Comparing mortgages can be confusing.

When you look at mortgage interest rates, you’ll see three different numbers: initial rate, standard variable rate, and annual percentage rate of charge.

It’s important that you understand what these different rates mean.

Initial rate

When you take out a mortgage, you’ll usually sign up for an initial promotional deal at a fixed rate or a variable rate, such as a tracker.

These deals are for a set length of time, with two-year and five-year deals being the most common.

The interest rate quoted for the initial period only applies during this time.

Standard Variable Rate (SVR)

Once your initial rate ends, you’ll automatically be moved onto your lender’s standard variable rate (SVR).

Generation Home’s SVR tracks the Bank of England’s base rate, for example.

This usually means higher monthly repayments.
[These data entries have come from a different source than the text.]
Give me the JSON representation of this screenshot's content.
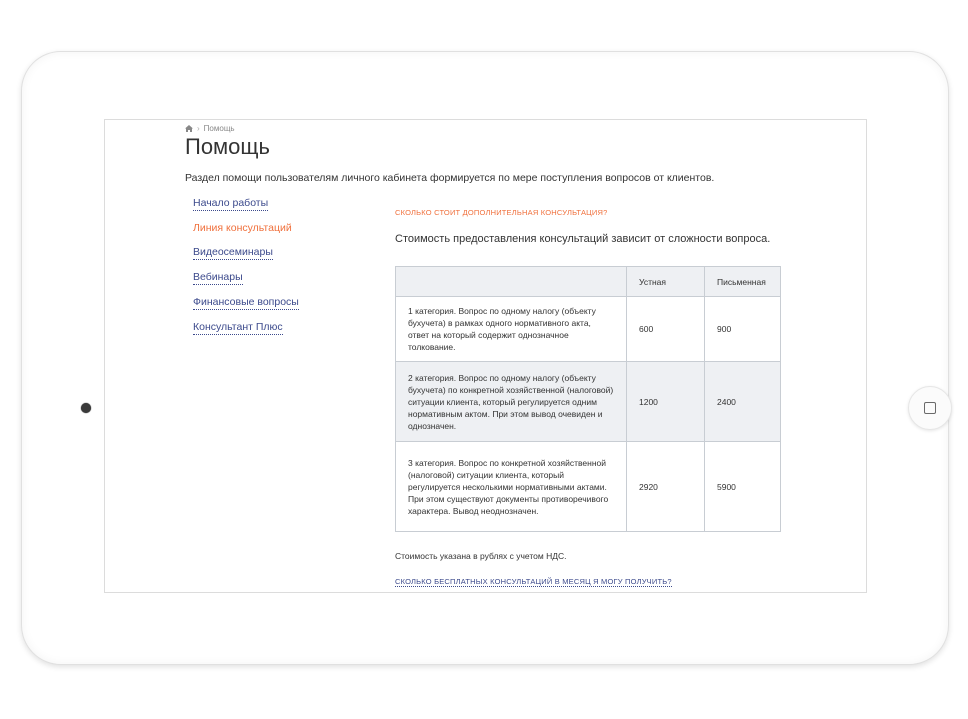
{
  "breadcrumb": {
    "icon": "home-icon",
    "current": "Помощь",
    "separator": "›"
  },
  "page": {
    "title": "Помощь",
    "intro": "Раздел помощи пользователям личного кабинета формируется по мере поступления вопросов от клиентов."
  },
  "sidebar": {
    "items": [
      {
        "label": "Начало работы",
        "active": false
      },
      {
        "label": "Линия консультаций",
        "active": true
      },
      {
        "label": "Видеосеминары",
        "active": false
      },
      {
        "label": "Вебинары",
        "active": false
      },
      {
        "label": "Финансовые вопросы",
        "active": false
      },
      {
        "label": "Консультант Плюс",
        "active": false
      }
    ]
  },
  "content": {
    "question": "Сколько стоит дополнительная консультация?",
    "answer": "Стоимость предоставления консультаций зависит от сложности вопроса.",
    "table": {
      "headers": [
        "",
        "Устная",
        "Письменная"
      ],
      "rows": [
        {
          "category": "1 категория. Вопрос по одному налогу (объекту бухучета) в рамках одного нормативного акта, ответ на который содержит однозначное толкование.",
          "oral": "600",
          "written": "900"
        },
        {
          "category": "2 категория. Вопрос по одному налогу (объекту бухучета) по конкретной хозяйственной (налоговой) ситуации клиента, который регулируется одним нормативным актом. При этом вывод очевиден и однозначен.",
          "oral": "1200",
          "written": "2400"
        },
        {
          "category": "3 категория. Вопрос по конкретной хозяйственной (налоговой) ситуации клиента, который регулируется несколькими нормативными актами. При этом существуют документы противоречивого характера. Вывод неоднозначен.",
          "oral": "2920",
          "written": "5900"
        }
      ]
    },
    "note": "Стоимость указана в рублях с учетом НДС.",
    "next_question": "Сколько бесплатных консультаций в месяц я могу получить?"
  },
  "colors": {
    "accent": "#f0703c",
    "link": "#3c4a8c",
    "table_shade": "#eef0f3",
    "border": "#c8cdd3"
  }
}
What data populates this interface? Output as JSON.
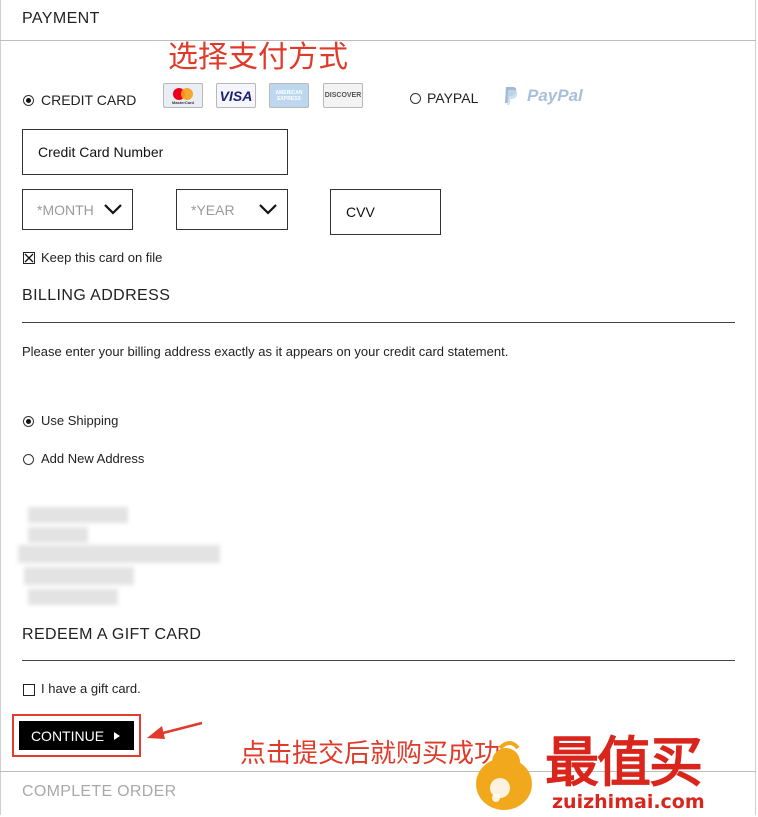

Because of this, you may want to switch to a new deal when the initial deal ends.

Annual percentage rate of charge (APRC)

The APRC takes into account the initial rate, all fees and charges and the SVR.

It then calculates how much the mortgage would cost you each year if you were to stick with the same product until your mortgage is fully repaid.

But you probably won’t stay with the same product for the full life of your mortgage.

Therefore, it’s a good idea to compare deals each time your initial rate comes to an end and switch to a more competitive deal if necessary.